On the other hand, the rtY124H and rtV207I mutations were identified in C2 sequences from Buenos Aires and have recently been reported in Sagua-Huarpes Amerindians [31]. The former mutation has been described in untreated Chinese patients, and the latter is associated with resistance to lamivudine [45]. It is worth emphasizing that, in our study, the above-mentioned mutations occurred in untreated (naïve) subjects, as observed previously in randomly selected patients with chronic hepatitis B [46]. These data suggest the circulation of HBV natural resistance variants among BDs. Moreover, other new variants described in Table 3 have not been reported elsewhere.

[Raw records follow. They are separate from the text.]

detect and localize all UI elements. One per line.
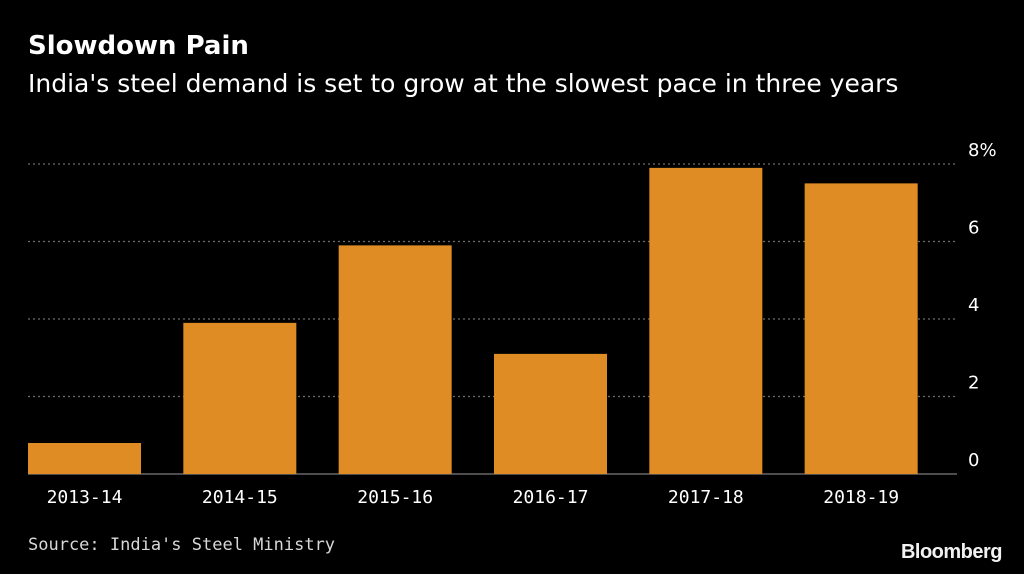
x-tick-label-2015-16: 2015-16 xyxy=(357,487,433,508)
chart-title: Slowdown Pain xyxy=(28,31,249,61)
bar-2014-15 xyxy=(183,322,297,474)
bar-2018-19 xyxy=(804,183,918,474)
bars xyxy=(28,167,918,474)
bar-2016-17 xyxy=(494,353,607,474)
grid-lines xyxy=(28,163,957,475)
x-tick-label-2013-14: 2013-14 xyxy=(47,487,123,508)
y-tick-label-4: 4 xyxy=(968,295,979,316)
source-note: Source: India's Steel Ministry xyxy=(28,535,336,555)
chart-subtitle: India's steel demand is set to grow at t… xyxy=(28,69,899,98)
y-axis-ticks: 0 2 4 6 8% xyxy=(968,140,997,471)
bar-2013-14 xyxy=(28,443,141,474)
bloomberg-logo: Bloomberg xyxy=(900,541,1003,563)
y-tick-label-8: 8% xyxy=(968,140,997,161)
x-tick-label-2017-18: 2017-18 xyxy=(668,487,744,508)
y-tick-label-6: 6 xyxy=(968,218,979,239)
x-tick-label-2018-19: 2018-19 xyxy=(823,487,899,508)
bar-2017-18 xyxy=(649,167,763,474)
x-tick-label-2016-17: 2016-17 xyxy=(513,487,589,508)
y-tick-label-2: 2 xyxy=(968,373,979,394)
y-tick-label-0: 0 xyxy=(968,450,979,471)
x-axis-ticks: 2013-14 2014-15 2015-16 2016-17 2017-18 2018-… xyxy=(47,487,900,508)
x-tick-label-2014-15: 2014-15 xyxy=(202,487,278,508)
bar-2015-16 xyxy=(338,245,452,474)
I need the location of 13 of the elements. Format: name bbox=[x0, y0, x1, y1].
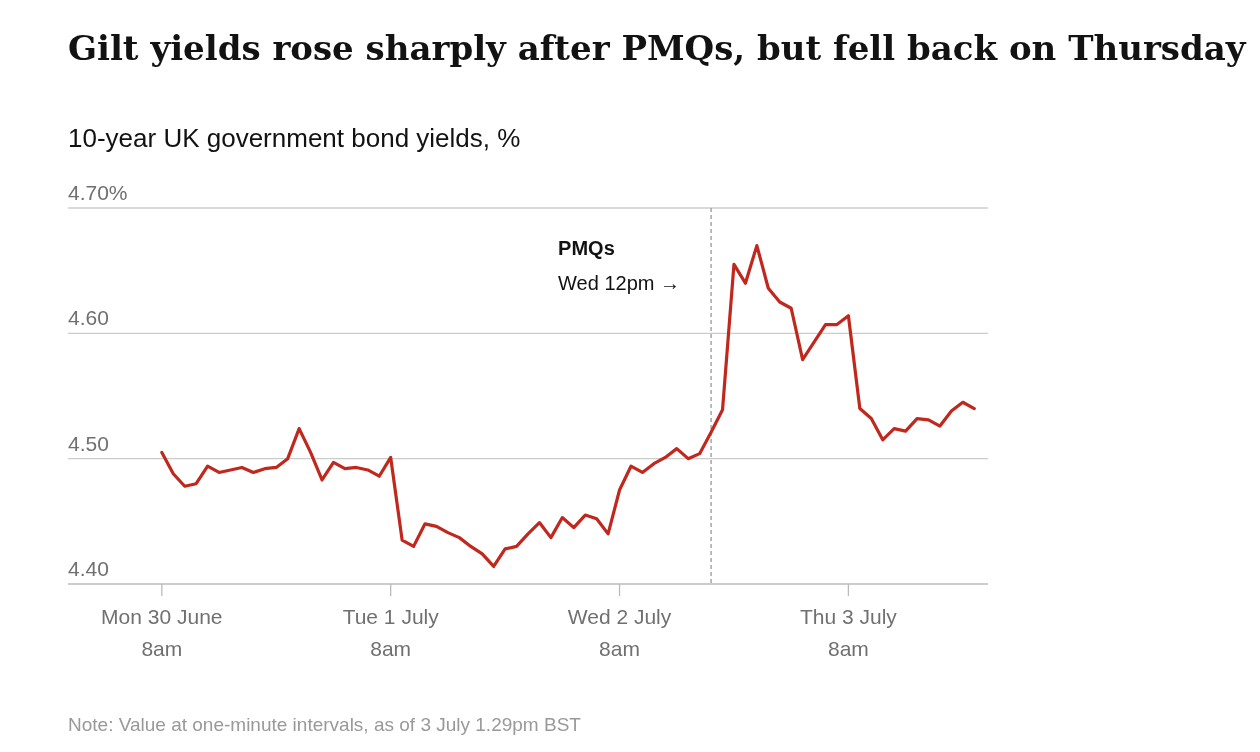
annotation: PMQs bbox=[558, 237, 615, 259]
x-tick-label: Tue 1 July 8am bbox=[342, 605, 440, 660]
chart-title: Gilt yields rose sharply after PMQs, but fell back on Thursday bbox=[68, 28, 1247, 68]
annotation: Wed 12pm → bbox=[558, 272, 680, 294]
y-tick-label: 4.70% bbox=[68, 181, 128, 204]
chart-subtitle: 10-year UK government bond yields, % bbox=[68, 123, 521, 153]
y-tick-label: 4.40 bbox=[68, 557, 109, 580]
y-tick-label: 4.60 bbox=[68, 306, 109, 330]
x-tick-label: Mon 30 June 8am bbox=[101, 605, 223, 660]
y-tick-label: 4.50 bbox=[68, 431, 109, 455]
x-tick-label: Thu 3 July 8am bbox=[799, 605, 898, 660]
x-tick-label: Wed 2 July 8am bbox=[567, 605, 672, 660]
text: Note: Value at one-minute intervals, as of 3 July 1.29pm BST bbox=[68, 714, 582, 735]
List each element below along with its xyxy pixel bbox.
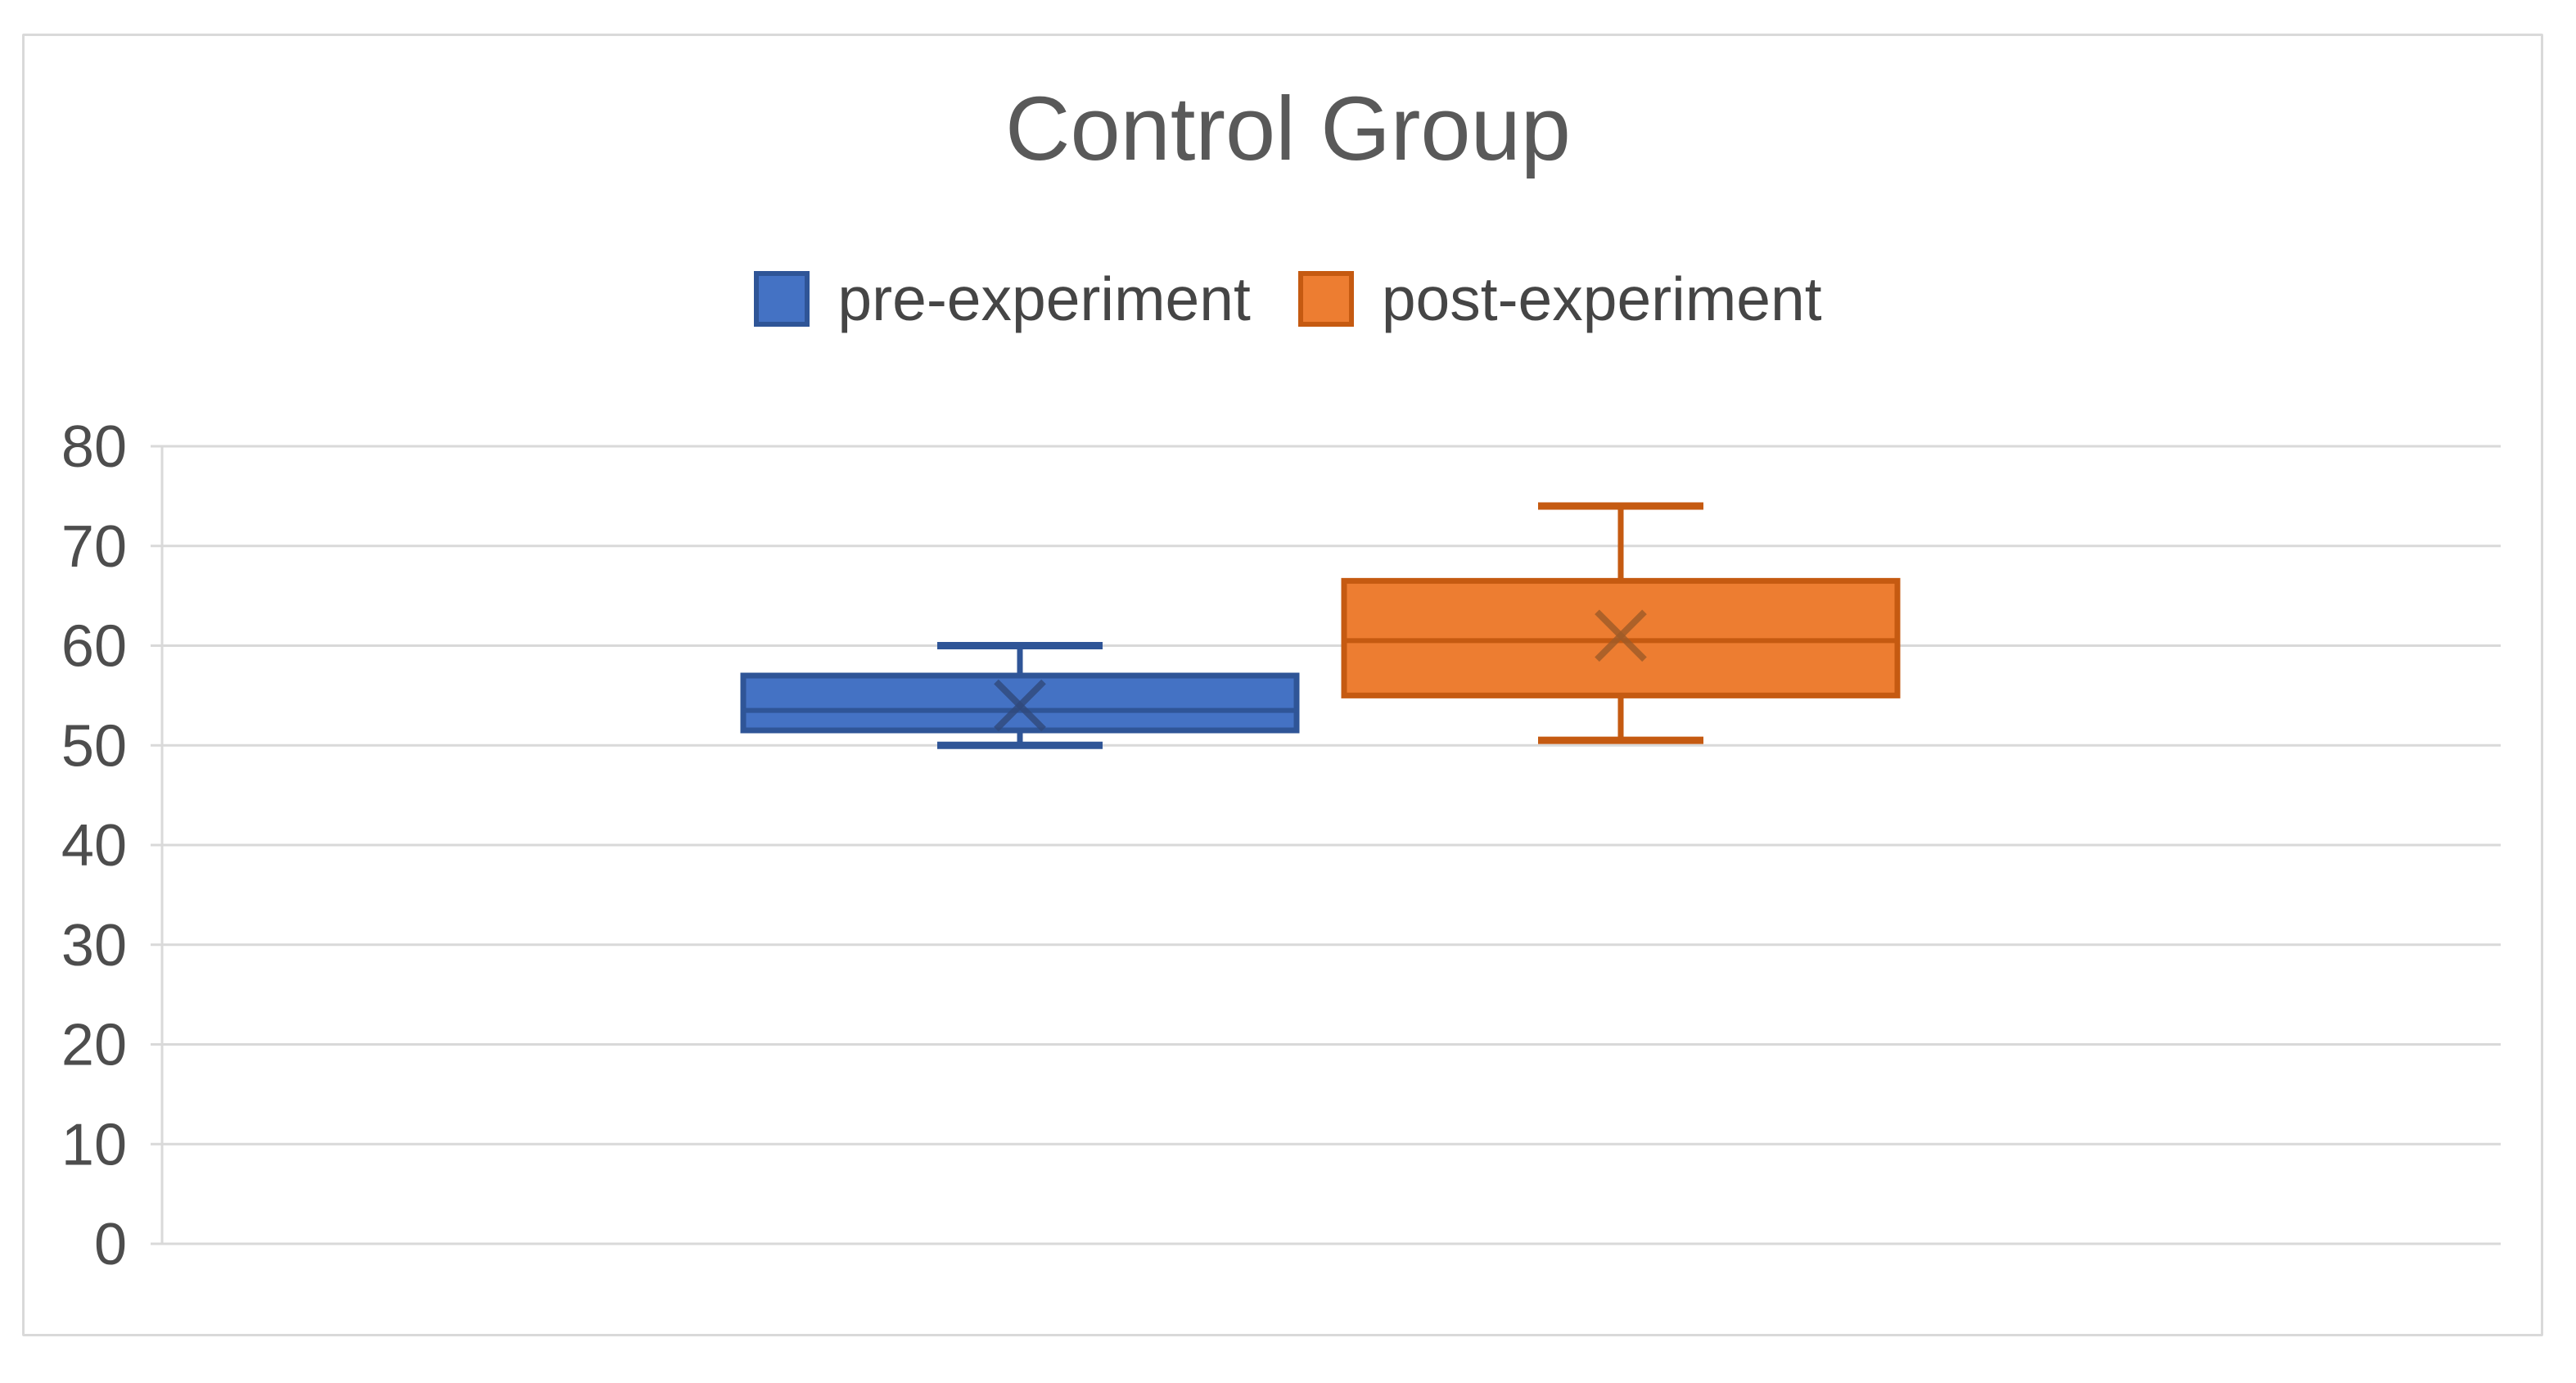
y-axis-label-70: 70	[61, 514, 127, 580]
mean-marker-x-icon-pre-experiment	[994, 679, 1046, 732]
y-axis-label-80: 80	[61, 414, 127, 480]
legend-label-pre-experiment: pre-experiment	[837, 264, 1251, 333]
y-axis-label-20: 20	[61, 1013, 127, 1078]
box-post-experiment[interactable]	[1341, 577, 1901, 698]
legend-label-post-experiment: post-experiment	[1381, 264, 1822, 333]
y-axis-label-40: 40	[61, 813, 127, 879]
y-axis-label-60: 60	[61, 614, 127, 680]
chart-title[interactable]: Control Group	[1005, 79, 1571, 179]
legend-swatch-post-experiment	[1297, 271, 1354, 327]
legend-item-pre-experiment[interactable]: pre-experiment	[754, 264, 1251, 334]
legend-item-post-experiment[interactable]: post-experiment	[1297, 264, 1822, 334]
mean-marker-x-icon-post-experiment	[1595, 609, 1647, 662]
y-axis-label-30: 30	[61, 913, 127, 978]
y-axis-label-0: 0	[94, 1212, 127, 1277]
chart-legend: pre-experiment post-experiment	[0, 264, 2576, 334]
legend-swatch-pre-experiment	[754, 271, 810, 327]
y-axis-label-10: 10	[61, 1112, 127, 1177]
y-axis-label-50: 50	[61, 713, 127, 779]
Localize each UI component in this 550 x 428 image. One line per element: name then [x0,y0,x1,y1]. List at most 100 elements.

Concerning HDV, a report published in 1987 showed 1.4 % anti-HDV antibody prevalence among HBsAg-positive Argentine BDs [17], similar to the value reported in this study. One HDV1 sequence (FF14) was detected recently in Amerindians from Misiones [27], confirming the circulation of this genotype in at least two distantly located regions of Argentina. Interestingly, the single HDV case described in this study exhibited several non-synonymous changes when compared with HDV1 reference sequences. With the exception of I198L (involved in the nuclear export signal), there is no published data regarding the functional meaning of the remaining mutations.

In summary, several HBV genotypes were observed in BDs from two Argentine geographic regions. Several sequences exhibited mutations within the BCP, the preC/C region, the HBsAg MHR, and the reverse transcriptase, some of them associated with natural resistance. A thorough investigation has to be carried out to evaluate the clinical impact of some of the documented mutations as well as those detected in the HDV1 case.